Similar to How do I select a subset of a DataFrame based on one level of a MultiIndex, let
df = pd.DataFrame({"v":range(12)},
index=pd.MultiIndex.from_frame(
pd.DataFrame({"name":4*["a"]+4*["b"]+4*["c"],
"rank":[x*x for x in range(12)]})))
and suppose I want to select only rows with the second level rank
being within 25 from its smallest value for the given first level name
:
v
name rank
a 0 0
1 1
4 2
9 3
b 16 4
25 5
36 6
c 64 8
81 9
This time I have no idea how to do that easily (other than a convoluted combination of to_frame
and groupby
- as explained in How do I select a subset of a DataFrame based on a condition on a column).

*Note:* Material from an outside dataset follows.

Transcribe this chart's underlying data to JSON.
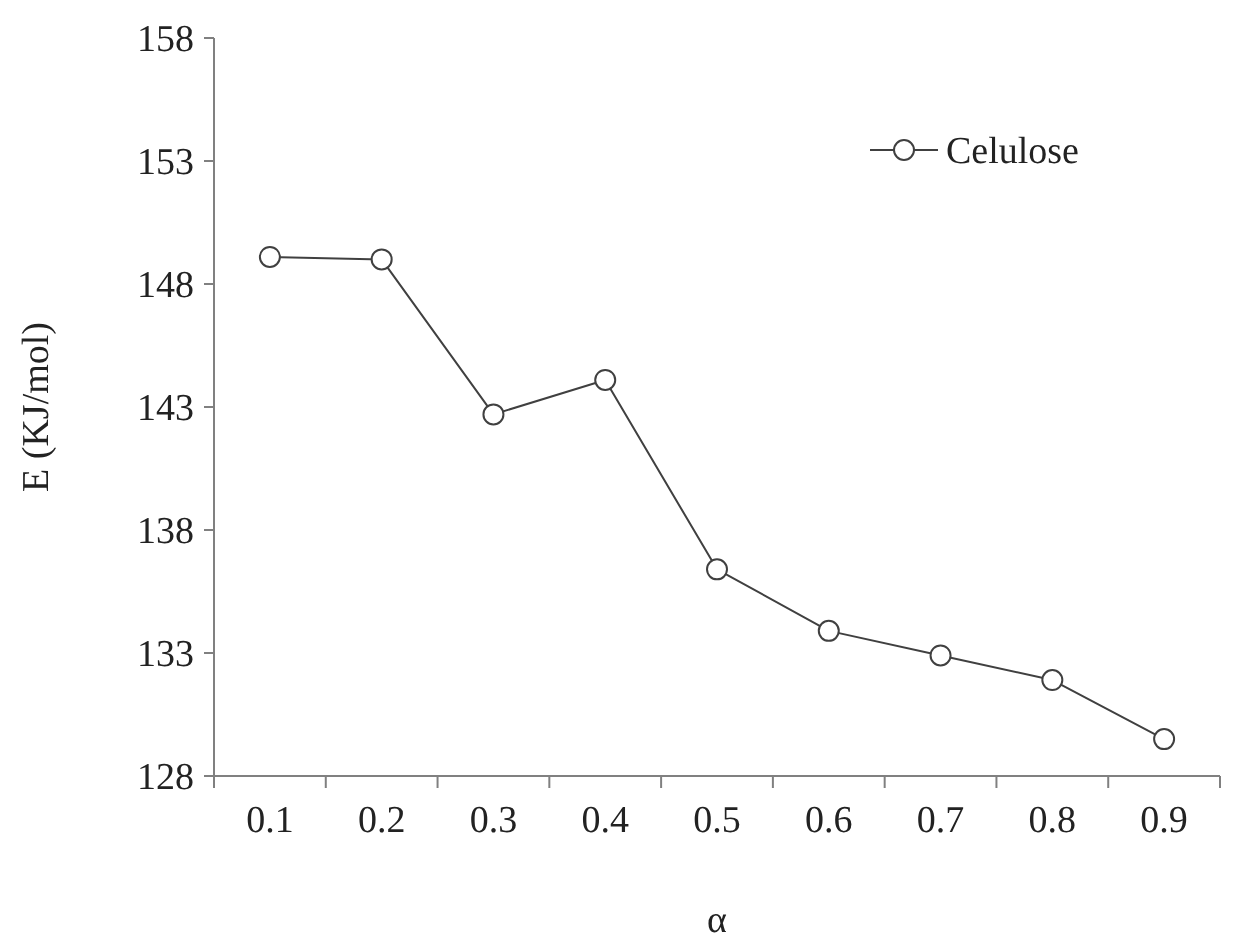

Very similar, you can obtain the min rank with reset_index and groupby, then query:
# select only one column `v` so we don't copy too many data
min_rank = (df['v'].reset_index('rank')
.groupby('name', sort=False)['rank'] # avoid shuffling the dataframe
.transform('min')
.to_numpy() # avoid index alignment
)
# pass the variable into query string with @
df.query('rank < @min_rank + 25')
# also
# df.loc[df.index.get_level_values('rank') < min_rank + 25]
Output:
v
name rank
a 0 0
1 1
4 2
9 3
b 16 4
25 5
36 6
c 64 8
81 9